Speaking at the launch of its expanded manufacturing facility in Midrand, he said the energy division had created some 20 000 new jobs globally through its acquisitions and technology developments and hoped that would be the case for the sub-Saharan region.

GE announced earlier this month that it had entered into more than $3-billion in new customer agreements spanning its energy business. Over the past twelve months, the energy business has spent $11-billion on acquisitions.

The orders include natural gas production technologies in subsea and liquefied natural gas sectors; natural gas technologies, such as heavy-duty and aeroderivative gas turbines, gas engines and waste-heat recovery solutions to produce power, wind turbines; and water treatment, grid infrastructure and equipment optimization technologies.

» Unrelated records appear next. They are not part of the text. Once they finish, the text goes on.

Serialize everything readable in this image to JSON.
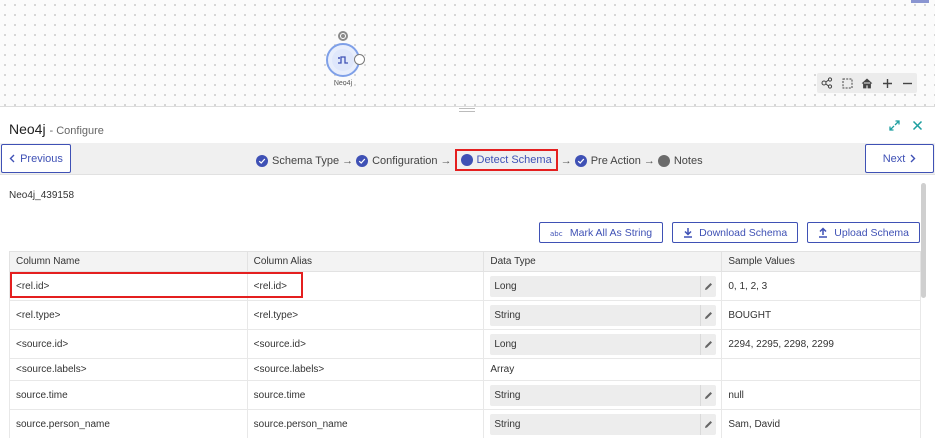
{
  "canvas": {
    "node_label": "Neo4j",
    "tools": [
      "share-nodes-icon",
      "select-box-icon",
      "home-icon",
      "zoom-in-icon",
      "zoom-out-icon"
    ]
  },
  "panel": {
    "title": "Neo4j",
    "subtitle": "- Configure",
    "icons": [
      "expand-icon",
      "close-icon"
    ]
  },
  "wizard": {
    "prev_label": "Previous",
    "next_label": "Next",
    "steps": [
      {
        "label": "Schema Type",
        "status": "done"
      },
      {
        "label": "Configuration",
        "status": "done"
      },
      {
        "label": "Detect Schema",
        "status": "active"
      },
      {
        "label": "Pre Action",
        "status": "done"
      },
      {
        "label": "Notes",
        "status": "pending"
      }
    ],
    "arrow": "→"
  },
  "record_name": "Neo4j_439158",
  "actions": {
    "mark_string": "Mark All As String",
    "download": "Download Schema",
    "upload": "Upload Schema"
  },
  "table": {
    "headers": [
      "Column Name",
      "Column Alias",
      "Data Type",
      "Sample Values"
    ],
    "rows": [
      {
        "name": "<rel.id>",
        "alias": "<rel.id>",
        "type": "Long",
        "editable": true,
        "sample": "0, 1, 2, 3"
      },
      {
        "name": "<rel.type>",
        "alias": "<rel.type>",
        "type": "String",
        "editable": true,
        "sample": "BOUGHT"
      },
      {
        "name": "<source.id>",
        "alias": "<source.id>",
        "type": "Long",
        "editable": true,
        "sample": "2294, 2295, 2298, 2299"
      },
      {
        "name": "<source.labels>",
        "alias": "<source.labels>",
        "type": "Array",
        "editable": false,
        "sample": ""
      },
      {
        "name": "source.time",
        "alias": "source.time",
        "type": "String",
        "editable": true,
        "sample": "null"
      },
      {
        "name": "source.person_name",
        "alias": "source.person_name",
        "type": "String",
        "editable": true,
        "sample": "Sam, David"
      }
    ]
  },
  "colors": {
    "accent": "#3f51b5",
    "highlight": "#e41f1f"
  }
}
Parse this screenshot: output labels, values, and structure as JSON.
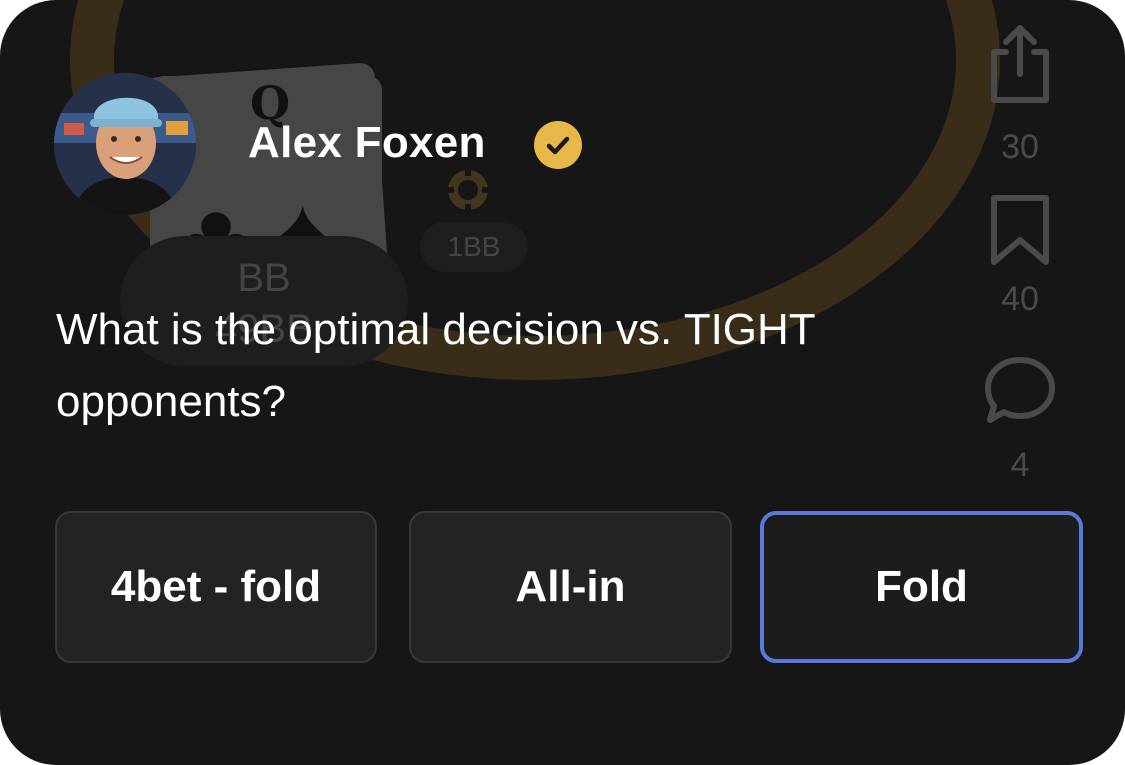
{
  "background": {
    "card_rank": "Q",
    "card_suits": "spades-icon",
    "player_position": "BB",
    "player_stack": "49BB",
    "chip_amount": "1BB",
    "table_color": "#b47a22"
  },
  "author": {
    "name": "Alex Foxen",
    "verified": true,
    "verified_color": "#e7b74a"
  },
  "actions": {
    "share": {
      "icon": "share-icon",
      "count": "30"
    },
    "bookmark": {
      "icon": "bookmark-icon",
      "count": "40"
    },
    "comment": {
      "icon": "comment-icon",
      "count": "4"
    }
  },
  "question": {
    "text": "What is the optimal decision vs. TIGHT opponents?"
  },
  "answers": [
    {
      "label": "4bet - fold",
      "selected": false
    },
    {
      "label": "All-in",
      "selected": false
    },
    {
      "label": "Fold",
      "selected": true
    }
  ],
  "colors": {
    "card_background": "#161616",
    "button_background": "#232323",
    "selected_border": "#5b78dc"
  }
}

As such emerging economies showed strong demand for energy technologies, and Krenicki said GE was “just getting started in sub-Saharan Africa”.

“There are diverse opportunities in sub-Saharan Africa and Africa, where the majority of the population do not have access to electricity and we hope to continue to grow our business and capitalise on opportunities.”

This month, national oil company PetroSA signed a wide-ranging agreement with GE, which would result in the two companies collaborating on opportunities as diverse as renewable energy and shale gas exploration, to improving efficiency at PetroSA’s existing refinery in Mossel Bay.

Krenicki, who indicated his excitement regarding South Africa’s renewable energy space, said the memorandum of understanding was “important”, also bringing to the table discussions on the use of advanced technologies that would enable efficiencies.